冬至的夜晚,我一个人守在冷清的别墅,期待着我的丈夫,那个我深爱多年的男人回家陪我过二十三岁的生日。
然而,直到墙上的钟表时间指到11:59,我知道他又和以前一样,无视了我的诉求。
我难过的倒掉一桌已经冷硬的饭菜,进厨房给自己下了一碗长寿面。
“砰——”
大门被踹开的声音打破了午夜的沉寂。
我蓦地抬头,发现凌朔携着一身风雪,神色阴沉的站在厨房。
不等我欣喜,迎面便是狠狠的一巴掌。
我踉跄着跌倒在地上,滚烫的面汤泼到了手背、大腿上。
“许依然,你真贱!除了会跟爷爷告状还会干什么?主动求男人上,我真是从没见过像你这么下贱又放荡的女人!”
凌朔一边骂着我,一边拖着我往楼上走。
“嘶!”
我倒吸了一口凉气,凌朔抓的正好是我被烫到的地方,本来就红肿起泡的皮肤已经被他他摁破了。

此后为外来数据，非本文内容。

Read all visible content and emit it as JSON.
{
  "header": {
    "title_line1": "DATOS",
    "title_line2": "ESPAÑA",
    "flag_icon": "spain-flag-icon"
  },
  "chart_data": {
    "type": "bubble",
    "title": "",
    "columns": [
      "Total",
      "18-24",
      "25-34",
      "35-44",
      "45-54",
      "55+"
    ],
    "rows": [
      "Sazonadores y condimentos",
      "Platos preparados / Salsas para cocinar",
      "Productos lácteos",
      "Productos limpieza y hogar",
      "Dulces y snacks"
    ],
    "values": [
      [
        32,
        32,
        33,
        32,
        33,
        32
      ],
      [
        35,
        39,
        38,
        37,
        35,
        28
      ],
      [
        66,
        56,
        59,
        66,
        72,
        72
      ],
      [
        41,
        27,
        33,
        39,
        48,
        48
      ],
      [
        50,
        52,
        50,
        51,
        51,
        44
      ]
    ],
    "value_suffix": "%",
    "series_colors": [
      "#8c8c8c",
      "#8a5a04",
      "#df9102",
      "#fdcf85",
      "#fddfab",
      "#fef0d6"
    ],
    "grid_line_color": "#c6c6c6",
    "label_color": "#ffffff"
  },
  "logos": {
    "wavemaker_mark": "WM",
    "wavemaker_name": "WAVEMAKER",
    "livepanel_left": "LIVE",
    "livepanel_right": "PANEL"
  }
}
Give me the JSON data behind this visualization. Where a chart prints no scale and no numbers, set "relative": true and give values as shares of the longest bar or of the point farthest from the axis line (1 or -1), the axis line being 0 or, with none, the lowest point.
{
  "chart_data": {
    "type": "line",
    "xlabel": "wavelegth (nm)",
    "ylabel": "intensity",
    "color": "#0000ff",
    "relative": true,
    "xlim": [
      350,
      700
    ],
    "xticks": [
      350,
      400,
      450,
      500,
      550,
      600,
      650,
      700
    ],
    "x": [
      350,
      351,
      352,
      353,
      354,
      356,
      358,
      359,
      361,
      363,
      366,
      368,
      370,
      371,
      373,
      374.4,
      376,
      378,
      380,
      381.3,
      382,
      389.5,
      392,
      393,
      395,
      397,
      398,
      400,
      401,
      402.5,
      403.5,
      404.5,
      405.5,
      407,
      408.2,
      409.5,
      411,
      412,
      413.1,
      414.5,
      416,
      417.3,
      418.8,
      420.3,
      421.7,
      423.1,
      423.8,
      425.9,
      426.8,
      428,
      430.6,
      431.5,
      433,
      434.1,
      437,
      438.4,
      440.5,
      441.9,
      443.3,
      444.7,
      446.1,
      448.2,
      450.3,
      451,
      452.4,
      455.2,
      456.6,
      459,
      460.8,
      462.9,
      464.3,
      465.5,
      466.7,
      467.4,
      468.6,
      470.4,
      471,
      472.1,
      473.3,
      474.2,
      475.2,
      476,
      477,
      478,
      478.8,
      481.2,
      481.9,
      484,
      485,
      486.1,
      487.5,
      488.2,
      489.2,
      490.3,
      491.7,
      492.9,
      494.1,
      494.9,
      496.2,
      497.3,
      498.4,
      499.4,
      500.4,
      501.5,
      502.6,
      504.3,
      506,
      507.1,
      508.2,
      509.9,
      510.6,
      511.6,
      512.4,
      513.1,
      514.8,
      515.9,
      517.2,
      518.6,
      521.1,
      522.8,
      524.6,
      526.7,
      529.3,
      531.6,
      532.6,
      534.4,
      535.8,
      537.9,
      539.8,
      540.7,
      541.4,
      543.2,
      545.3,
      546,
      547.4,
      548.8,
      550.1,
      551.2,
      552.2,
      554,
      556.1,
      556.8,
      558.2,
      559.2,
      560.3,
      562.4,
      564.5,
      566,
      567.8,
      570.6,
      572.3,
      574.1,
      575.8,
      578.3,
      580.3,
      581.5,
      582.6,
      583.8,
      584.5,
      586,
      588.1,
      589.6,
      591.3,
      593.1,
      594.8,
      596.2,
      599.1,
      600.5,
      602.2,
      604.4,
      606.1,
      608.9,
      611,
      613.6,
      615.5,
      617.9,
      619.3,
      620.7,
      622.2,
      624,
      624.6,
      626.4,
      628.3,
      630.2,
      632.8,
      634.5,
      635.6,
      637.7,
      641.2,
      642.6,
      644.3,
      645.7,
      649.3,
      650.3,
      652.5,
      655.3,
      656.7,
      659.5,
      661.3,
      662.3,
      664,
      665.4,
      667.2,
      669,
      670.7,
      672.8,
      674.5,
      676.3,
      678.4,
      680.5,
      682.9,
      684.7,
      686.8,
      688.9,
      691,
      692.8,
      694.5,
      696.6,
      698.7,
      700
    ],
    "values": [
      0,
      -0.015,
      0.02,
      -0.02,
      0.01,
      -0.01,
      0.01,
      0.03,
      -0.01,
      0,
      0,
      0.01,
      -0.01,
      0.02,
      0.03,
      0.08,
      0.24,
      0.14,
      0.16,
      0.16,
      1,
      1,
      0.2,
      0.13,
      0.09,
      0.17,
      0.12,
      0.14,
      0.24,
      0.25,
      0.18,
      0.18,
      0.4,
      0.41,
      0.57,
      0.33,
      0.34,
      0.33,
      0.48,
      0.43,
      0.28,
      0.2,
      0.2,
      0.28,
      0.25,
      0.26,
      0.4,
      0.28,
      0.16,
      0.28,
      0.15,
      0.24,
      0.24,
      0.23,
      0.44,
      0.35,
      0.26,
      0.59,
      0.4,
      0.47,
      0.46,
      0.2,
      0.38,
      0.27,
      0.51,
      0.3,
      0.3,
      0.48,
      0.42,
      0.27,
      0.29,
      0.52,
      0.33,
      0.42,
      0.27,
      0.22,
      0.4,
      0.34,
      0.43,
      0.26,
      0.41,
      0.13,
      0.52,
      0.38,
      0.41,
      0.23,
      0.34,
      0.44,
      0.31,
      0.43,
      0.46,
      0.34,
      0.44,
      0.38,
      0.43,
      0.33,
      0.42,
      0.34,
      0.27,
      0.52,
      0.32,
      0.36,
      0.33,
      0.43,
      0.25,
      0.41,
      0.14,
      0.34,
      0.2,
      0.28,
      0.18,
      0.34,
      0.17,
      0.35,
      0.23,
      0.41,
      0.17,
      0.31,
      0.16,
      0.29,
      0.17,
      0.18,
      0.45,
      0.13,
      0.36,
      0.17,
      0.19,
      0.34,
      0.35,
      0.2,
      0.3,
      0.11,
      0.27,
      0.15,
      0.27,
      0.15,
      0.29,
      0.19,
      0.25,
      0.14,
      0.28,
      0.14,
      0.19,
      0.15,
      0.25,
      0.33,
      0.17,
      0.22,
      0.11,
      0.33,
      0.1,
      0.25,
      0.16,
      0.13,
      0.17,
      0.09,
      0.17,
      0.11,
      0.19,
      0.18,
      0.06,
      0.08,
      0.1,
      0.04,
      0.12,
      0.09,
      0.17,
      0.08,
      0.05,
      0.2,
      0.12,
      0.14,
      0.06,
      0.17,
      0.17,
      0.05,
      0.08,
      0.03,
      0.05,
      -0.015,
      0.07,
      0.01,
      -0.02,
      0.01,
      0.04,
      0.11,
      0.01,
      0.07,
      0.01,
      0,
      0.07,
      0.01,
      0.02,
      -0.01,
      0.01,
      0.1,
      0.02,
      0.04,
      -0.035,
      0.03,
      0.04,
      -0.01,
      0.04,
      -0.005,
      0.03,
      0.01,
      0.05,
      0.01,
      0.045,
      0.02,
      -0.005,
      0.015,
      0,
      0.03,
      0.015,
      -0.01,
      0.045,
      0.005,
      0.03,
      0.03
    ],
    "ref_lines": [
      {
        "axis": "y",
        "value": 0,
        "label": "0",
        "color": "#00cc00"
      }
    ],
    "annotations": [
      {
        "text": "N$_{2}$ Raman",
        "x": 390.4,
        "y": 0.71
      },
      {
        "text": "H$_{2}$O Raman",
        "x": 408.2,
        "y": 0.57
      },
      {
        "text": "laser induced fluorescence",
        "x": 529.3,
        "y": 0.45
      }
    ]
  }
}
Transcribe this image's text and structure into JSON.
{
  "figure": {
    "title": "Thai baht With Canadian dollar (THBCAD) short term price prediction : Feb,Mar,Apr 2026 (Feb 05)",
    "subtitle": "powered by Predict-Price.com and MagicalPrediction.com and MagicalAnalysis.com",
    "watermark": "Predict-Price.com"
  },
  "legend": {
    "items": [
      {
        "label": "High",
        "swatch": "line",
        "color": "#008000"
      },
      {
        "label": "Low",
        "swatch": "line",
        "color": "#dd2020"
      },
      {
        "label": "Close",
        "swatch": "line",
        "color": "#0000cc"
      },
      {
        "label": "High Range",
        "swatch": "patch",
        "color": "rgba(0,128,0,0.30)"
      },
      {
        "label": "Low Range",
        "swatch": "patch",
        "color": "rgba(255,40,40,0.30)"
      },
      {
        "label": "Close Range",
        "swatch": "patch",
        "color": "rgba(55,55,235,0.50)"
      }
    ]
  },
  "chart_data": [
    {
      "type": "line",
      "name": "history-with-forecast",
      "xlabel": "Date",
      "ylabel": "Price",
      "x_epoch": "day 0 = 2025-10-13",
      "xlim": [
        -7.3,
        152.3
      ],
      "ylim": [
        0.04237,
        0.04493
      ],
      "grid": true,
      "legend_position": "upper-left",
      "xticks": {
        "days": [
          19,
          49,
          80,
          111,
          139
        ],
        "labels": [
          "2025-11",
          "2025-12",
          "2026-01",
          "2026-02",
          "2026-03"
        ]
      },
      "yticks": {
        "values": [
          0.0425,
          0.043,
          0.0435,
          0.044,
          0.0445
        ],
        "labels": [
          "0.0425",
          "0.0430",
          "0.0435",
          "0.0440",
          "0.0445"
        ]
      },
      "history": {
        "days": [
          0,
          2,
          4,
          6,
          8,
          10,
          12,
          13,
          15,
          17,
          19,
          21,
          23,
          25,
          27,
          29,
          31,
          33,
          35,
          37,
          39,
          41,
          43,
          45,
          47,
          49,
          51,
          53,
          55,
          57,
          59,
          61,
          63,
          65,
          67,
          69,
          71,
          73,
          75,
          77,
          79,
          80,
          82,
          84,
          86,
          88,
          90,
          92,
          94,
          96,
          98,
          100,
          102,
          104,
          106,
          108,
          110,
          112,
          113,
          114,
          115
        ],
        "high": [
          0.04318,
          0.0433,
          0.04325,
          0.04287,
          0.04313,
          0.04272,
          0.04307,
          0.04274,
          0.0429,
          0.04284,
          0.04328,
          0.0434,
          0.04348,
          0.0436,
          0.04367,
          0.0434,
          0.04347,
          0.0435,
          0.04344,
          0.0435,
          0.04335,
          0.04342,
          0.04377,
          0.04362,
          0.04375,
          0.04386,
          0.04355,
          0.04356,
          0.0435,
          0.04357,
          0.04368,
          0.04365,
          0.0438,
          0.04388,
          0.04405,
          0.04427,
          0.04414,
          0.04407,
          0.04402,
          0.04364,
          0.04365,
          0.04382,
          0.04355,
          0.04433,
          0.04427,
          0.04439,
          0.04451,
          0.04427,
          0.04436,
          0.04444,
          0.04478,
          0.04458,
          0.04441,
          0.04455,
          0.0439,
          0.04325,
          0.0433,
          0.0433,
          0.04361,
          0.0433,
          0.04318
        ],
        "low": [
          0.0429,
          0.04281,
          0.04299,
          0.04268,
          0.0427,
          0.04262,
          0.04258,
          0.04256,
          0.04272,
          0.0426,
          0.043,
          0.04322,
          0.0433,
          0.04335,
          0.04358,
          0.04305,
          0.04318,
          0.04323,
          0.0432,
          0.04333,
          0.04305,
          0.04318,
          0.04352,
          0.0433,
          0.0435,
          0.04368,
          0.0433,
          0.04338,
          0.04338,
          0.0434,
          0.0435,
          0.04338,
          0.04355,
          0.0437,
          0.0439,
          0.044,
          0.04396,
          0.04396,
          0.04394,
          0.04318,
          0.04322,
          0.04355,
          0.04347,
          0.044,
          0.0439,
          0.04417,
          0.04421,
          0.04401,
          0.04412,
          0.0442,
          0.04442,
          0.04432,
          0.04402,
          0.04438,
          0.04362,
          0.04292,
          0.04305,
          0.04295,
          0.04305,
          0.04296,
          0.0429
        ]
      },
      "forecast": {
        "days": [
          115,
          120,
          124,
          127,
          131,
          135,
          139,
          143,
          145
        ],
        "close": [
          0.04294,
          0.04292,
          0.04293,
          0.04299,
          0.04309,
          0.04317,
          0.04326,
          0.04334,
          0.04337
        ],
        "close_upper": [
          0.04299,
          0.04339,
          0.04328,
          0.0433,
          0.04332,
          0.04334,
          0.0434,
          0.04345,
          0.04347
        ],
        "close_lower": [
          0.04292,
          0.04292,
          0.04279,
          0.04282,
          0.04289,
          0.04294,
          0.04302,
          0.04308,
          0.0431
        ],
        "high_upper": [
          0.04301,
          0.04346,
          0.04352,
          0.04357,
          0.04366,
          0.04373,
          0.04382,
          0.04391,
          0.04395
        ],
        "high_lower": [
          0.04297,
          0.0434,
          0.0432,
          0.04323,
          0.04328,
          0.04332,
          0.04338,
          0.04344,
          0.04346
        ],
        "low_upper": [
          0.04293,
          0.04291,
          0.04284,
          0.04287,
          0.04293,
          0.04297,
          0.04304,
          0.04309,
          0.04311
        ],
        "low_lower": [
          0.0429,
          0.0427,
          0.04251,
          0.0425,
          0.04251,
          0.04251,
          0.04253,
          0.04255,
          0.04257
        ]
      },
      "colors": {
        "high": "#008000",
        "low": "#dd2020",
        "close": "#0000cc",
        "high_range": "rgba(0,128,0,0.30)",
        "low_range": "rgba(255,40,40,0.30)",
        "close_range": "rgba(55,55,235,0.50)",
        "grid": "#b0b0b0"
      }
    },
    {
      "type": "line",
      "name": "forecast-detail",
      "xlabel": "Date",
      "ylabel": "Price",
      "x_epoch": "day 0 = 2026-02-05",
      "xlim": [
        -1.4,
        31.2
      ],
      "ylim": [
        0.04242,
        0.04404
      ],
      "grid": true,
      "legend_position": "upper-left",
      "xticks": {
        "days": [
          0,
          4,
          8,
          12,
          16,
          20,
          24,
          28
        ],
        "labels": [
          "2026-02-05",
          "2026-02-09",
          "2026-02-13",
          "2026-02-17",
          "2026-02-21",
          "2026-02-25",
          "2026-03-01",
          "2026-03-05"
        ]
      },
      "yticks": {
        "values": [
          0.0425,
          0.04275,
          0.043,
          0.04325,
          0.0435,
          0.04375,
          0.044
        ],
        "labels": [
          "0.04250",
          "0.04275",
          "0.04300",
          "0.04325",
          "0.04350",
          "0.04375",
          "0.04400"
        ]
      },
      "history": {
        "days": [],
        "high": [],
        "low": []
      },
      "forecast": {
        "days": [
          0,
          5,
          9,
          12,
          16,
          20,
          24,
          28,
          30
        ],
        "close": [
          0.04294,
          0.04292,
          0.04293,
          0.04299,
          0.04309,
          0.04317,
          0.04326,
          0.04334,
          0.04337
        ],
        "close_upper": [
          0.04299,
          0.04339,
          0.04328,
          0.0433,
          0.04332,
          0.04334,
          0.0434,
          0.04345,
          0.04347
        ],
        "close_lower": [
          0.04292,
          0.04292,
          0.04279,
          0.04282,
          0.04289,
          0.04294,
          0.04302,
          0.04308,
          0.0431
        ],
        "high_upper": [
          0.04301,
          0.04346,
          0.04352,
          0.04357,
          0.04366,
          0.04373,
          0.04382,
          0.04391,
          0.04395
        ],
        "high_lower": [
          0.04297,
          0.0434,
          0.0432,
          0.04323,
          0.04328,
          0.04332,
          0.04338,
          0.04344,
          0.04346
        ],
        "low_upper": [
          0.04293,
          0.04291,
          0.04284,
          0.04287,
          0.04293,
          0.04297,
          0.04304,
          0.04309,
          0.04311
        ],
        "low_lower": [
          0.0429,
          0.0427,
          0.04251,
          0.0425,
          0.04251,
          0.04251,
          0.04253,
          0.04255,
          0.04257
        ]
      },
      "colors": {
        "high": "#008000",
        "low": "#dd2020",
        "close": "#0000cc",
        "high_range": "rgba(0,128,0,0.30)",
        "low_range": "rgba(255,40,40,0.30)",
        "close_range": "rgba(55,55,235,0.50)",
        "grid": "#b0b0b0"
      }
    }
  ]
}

我被他眼底的寒厉骇了一跳,脸色惨白的抓住他的手让他冷静。
凌朔冷笑了一声,一把将我摔到床上,撕开我身下的睡裙。
“你不是一直都求着想要男人上你吗?我成全你!”
……
冬至过后,凌朔两天没回来过别墅。
张妈因为我那天的突然奋起,看我越发的鼻子不是鼻子,眼不是眼。
在等待检查结果的这几天里,我觉得十分压抑,很想打电话让凌朔回来陪陪我,但我知道,他不会回来的。
因为他有俞薇要心疼,我不过是团不入他眼的垃圾,就算死掉了,他也不会为我心疼一分吧?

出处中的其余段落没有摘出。